CBN Governor, Godwin Emefiele
CBN Governor, Godwin Emefiele

The Monetary Policy Committee, MPC, of the Central Bank of Nigeria, CBN, has voted to retain interest rates in the country at 14%, despite calls from experts and economic managers, including the Minister of Finance, Kemi Adeosun, for a downward review.

Governor of the CBN, Godwin Emefiele, announced the decision of the committee on Tuesday, at the end of a two-day meeting held at the apex bank’s headquarters in Abuja.

He explained that all the 10 members of the committee present at the meeting agreed to maintain the current monetary policy rates.

Apart from the MPR which was retained at 14 percent, the CBN governor added that the committee also voted to retain the Cash Reserves Ratio at 22.5 percent.

The Liquidity Ratio, was also retained at 30 percent while the Asymmetric Window was left at +200 and -500 basis points around the MPR.

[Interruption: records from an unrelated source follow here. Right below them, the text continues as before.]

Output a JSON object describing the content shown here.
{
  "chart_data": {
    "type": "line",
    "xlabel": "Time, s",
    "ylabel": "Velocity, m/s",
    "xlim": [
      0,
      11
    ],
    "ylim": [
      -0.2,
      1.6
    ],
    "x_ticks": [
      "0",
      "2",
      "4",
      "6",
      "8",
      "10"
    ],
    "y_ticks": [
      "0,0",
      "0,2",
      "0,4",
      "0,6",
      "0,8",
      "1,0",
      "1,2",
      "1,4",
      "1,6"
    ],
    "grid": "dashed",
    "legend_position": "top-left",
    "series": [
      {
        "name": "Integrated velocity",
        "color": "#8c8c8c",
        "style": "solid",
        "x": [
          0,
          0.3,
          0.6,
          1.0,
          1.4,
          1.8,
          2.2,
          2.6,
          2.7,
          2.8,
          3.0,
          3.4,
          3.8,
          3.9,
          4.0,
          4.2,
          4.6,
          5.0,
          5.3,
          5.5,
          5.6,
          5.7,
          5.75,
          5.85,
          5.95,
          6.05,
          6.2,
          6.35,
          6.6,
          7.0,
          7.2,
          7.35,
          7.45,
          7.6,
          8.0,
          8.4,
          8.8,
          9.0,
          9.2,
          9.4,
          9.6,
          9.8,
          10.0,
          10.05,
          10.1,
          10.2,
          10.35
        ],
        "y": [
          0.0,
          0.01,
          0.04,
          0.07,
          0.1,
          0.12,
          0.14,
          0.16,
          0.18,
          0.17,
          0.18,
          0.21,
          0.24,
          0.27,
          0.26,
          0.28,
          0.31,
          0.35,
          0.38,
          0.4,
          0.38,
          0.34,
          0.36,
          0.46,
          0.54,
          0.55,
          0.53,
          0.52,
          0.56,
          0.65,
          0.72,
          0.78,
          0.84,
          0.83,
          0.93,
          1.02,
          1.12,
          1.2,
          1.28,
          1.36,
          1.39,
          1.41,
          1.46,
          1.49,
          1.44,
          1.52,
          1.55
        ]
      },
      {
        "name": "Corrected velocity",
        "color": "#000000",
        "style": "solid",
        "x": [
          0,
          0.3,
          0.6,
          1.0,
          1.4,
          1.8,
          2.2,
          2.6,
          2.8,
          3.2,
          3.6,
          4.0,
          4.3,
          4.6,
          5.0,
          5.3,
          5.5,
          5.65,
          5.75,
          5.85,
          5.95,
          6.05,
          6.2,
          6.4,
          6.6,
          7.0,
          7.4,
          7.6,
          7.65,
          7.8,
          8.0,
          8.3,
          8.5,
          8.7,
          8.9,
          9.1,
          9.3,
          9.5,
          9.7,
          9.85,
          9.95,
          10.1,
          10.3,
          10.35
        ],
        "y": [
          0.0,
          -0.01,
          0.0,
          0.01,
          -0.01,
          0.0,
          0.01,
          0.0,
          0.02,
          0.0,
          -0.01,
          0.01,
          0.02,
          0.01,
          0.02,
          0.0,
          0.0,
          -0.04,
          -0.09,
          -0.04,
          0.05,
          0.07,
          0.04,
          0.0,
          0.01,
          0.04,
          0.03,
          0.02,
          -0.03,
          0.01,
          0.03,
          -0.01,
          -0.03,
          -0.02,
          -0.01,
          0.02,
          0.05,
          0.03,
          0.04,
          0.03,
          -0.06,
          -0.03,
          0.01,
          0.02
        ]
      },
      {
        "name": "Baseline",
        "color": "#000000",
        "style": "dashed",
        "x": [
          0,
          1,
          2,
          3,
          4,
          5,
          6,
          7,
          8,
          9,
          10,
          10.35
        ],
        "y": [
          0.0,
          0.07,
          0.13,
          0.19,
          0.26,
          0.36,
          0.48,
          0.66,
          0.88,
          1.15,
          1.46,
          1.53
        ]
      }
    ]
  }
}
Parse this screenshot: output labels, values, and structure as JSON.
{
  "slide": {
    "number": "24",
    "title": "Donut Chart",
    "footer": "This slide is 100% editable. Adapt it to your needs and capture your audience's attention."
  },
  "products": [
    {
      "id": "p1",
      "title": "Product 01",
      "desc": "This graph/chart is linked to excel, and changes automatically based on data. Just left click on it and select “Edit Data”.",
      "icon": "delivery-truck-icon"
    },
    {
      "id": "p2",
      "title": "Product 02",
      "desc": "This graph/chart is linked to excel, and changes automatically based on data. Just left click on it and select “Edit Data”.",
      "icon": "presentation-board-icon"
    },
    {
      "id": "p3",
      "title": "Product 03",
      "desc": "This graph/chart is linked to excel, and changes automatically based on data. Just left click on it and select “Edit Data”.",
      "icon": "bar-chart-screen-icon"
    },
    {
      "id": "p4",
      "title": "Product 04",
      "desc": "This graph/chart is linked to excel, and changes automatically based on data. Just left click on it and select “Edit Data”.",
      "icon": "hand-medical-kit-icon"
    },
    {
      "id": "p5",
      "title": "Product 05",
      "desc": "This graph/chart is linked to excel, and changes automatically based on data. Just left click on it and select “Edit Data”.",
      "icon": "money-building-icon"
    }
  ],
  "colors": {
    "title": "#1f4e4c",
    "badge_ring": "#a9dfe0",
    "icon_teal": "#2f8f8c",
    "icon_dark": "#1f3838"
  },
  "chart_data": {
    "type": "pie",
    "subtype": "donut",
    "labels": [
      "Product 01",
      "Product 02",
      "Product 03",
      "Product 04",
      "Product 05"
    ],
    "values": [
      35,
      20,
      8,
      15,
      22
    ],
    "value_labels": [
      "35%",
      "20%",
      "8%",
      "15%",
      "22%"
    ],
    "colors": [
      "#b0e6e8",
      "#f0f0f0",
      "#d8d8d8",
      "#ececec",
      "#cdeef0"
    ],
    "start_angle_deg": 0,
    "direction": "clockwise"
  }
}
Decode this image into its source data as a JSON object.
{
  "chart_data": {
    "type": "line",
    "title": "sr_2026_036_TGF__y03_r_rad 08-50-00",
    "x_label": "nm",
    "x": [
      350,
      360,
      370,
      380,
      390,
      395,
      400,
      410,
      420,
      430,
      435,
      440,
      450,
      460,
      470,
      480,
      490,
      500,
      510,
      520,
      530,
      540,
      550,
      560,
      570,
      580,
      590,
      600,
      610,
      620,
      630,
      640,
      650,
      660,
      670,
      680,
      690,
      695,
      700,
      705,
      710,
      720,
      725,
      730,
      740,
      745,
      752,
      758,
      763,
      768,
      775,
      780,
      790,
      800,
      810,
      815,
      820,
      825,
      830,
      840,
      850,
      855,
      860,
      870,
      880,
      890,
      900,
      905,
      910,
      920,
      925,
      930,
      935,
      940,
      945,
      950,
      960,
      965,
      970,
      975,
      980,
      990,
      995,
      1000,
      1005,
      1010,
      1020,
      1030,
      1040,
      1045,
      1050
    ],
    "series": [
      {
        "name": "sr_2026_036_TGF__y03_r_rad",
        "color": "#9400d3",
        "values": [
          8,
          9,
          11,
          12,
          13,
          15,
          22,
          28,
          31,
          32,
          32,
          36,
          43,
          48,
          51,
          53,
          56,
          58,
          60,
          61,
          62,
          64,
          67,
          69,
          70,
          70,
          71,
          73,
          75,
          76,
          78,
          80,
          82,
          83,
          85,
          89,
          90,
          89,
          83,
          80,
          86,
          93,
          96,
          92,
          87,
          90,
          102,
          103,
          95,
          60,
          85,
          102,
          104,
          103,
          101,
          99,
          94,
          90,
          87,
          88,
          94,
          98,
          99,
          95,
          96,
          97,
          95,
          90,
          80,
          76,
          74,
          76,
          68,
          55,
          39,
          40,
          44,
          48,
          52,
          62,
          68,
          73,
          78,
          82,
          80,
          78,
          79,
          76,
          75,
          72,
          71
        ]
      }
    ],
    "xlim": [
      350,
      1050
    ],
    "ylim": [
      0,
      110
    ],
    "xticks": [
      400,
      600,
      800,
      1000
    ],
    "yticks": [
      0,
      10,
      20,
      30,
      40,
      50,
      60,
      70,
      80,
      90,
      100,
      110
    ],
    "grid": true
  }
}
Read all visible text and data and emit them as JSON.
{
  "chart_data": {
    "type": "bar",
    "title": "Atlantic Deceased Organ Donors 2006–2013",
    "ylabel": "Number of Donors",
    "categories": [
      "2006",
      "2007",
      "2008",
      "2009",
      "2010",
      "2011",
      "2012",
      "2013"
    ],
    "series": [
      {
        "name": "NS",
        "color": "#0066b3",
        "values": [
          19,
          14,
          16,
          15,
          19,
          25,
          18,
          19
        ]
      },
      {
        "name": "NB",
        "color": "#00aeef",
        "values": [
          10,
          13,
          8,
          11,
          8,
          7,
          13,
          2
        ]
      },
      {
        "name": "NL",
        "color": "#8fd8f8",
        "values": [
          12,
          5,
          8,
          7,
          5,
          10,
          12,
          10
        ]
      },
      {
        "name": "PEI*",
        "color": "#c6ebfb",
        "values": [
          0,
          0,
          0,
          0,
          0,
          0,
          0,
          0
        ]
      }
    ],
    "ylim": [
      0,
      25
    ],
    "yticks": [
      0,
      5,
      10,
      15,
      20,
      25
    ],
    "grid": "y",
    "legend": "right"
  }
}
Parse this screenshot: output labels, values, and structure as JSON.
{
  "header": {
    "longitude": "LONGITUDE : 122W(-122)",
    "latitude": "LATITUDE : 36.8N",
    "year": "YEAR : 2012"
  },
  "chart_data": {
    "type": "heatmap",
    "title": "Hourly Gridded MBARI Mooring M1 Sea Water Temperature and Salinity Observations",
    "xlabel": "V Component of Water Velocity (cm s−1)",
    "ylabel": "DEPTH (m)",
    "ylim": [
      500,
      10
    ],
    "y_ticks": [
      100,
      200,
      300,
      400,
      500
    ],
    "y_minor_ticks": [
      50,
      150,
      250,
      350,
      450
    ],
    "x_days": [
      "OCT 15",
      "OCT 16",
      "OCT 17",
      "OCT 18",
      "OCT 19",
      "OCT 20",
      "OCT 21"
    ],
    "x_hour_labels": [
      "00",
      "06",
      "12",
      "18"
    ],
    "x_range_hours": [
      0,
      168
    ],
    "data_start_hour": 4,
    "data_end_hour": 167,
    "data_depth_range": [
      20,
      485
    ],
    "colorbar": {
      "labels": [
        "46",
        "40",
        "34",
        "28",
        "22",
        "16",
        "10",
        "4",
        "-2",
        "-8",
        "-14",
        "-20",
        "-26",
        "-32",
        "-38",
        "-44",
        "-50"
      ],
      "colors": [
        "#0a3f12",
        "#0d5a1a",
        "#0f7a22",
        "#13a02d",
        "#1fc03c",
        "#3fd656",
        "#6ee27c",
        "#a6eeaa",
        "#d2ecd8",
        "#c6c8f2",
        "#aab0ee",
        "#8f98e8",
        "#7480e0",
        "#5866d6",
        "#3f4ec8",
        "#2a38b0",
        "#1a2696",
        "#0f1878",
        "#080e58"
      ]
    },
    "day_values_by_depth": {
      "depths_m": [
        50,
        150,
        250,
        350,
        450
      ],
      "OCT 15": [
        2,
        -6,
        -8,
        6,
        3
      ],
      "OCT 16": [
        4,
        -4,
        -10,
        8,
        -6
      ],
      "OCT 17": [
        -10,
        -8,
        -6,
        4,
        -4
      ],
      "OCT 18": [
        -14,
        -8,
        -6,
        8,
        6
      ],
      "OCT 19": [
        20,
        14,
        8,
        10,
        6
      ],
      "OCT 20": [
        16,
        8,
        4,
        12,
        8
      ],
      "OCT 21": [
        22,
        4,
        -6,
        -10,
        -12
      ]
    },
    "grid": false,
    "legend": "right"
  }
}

Recall that just before the last MPC meeting in September, the minister of finance urged the committee to consider bringing down the interest rate in order to enable more domestic borrowing by the federal government to boost the Economy.

“We need lower interest rates, because when we are borrowing and interest rates go up, it increases our cost of debt service and it reduces the amount of money that is available to spend on capital projects,” the minister said.

Similarly, former minister of agriculture and the current president of the Africa Development Bank, AfDB, Akinwumi Adesina, complained that Nigeria’s interest rates were “way too high.”

He said the AfDB was willing to assist Nigeria in this difficult period in its economy, but that the country needed to adopt more people-friendly monetary policies.

Adesina said: “The African Development Bank will rally strongly around Nigeria to overcome its recession.

“They (Nigeria) have a liquidity problem. We (AfDB) want to make sure Nigeria gets resilient.”

“(But) in our view it would be better to have gradual (customs) tariffs as opposed to (Forex) restrictions.






     

     

    “Attracting investment was the only way for the central bank to lower its interest rates. The interest rate is way too high.

    “You cannot drag the economy out of recession with those interest rates.”

    However, after the September MPC meeting, Emefiele announced that the CBN had decided to retain benchmark interest rate at 14% because “monetary policies alone could not totally save the economy.”

    He added that cutting rates without appropriate fiscal plans may not help the economy.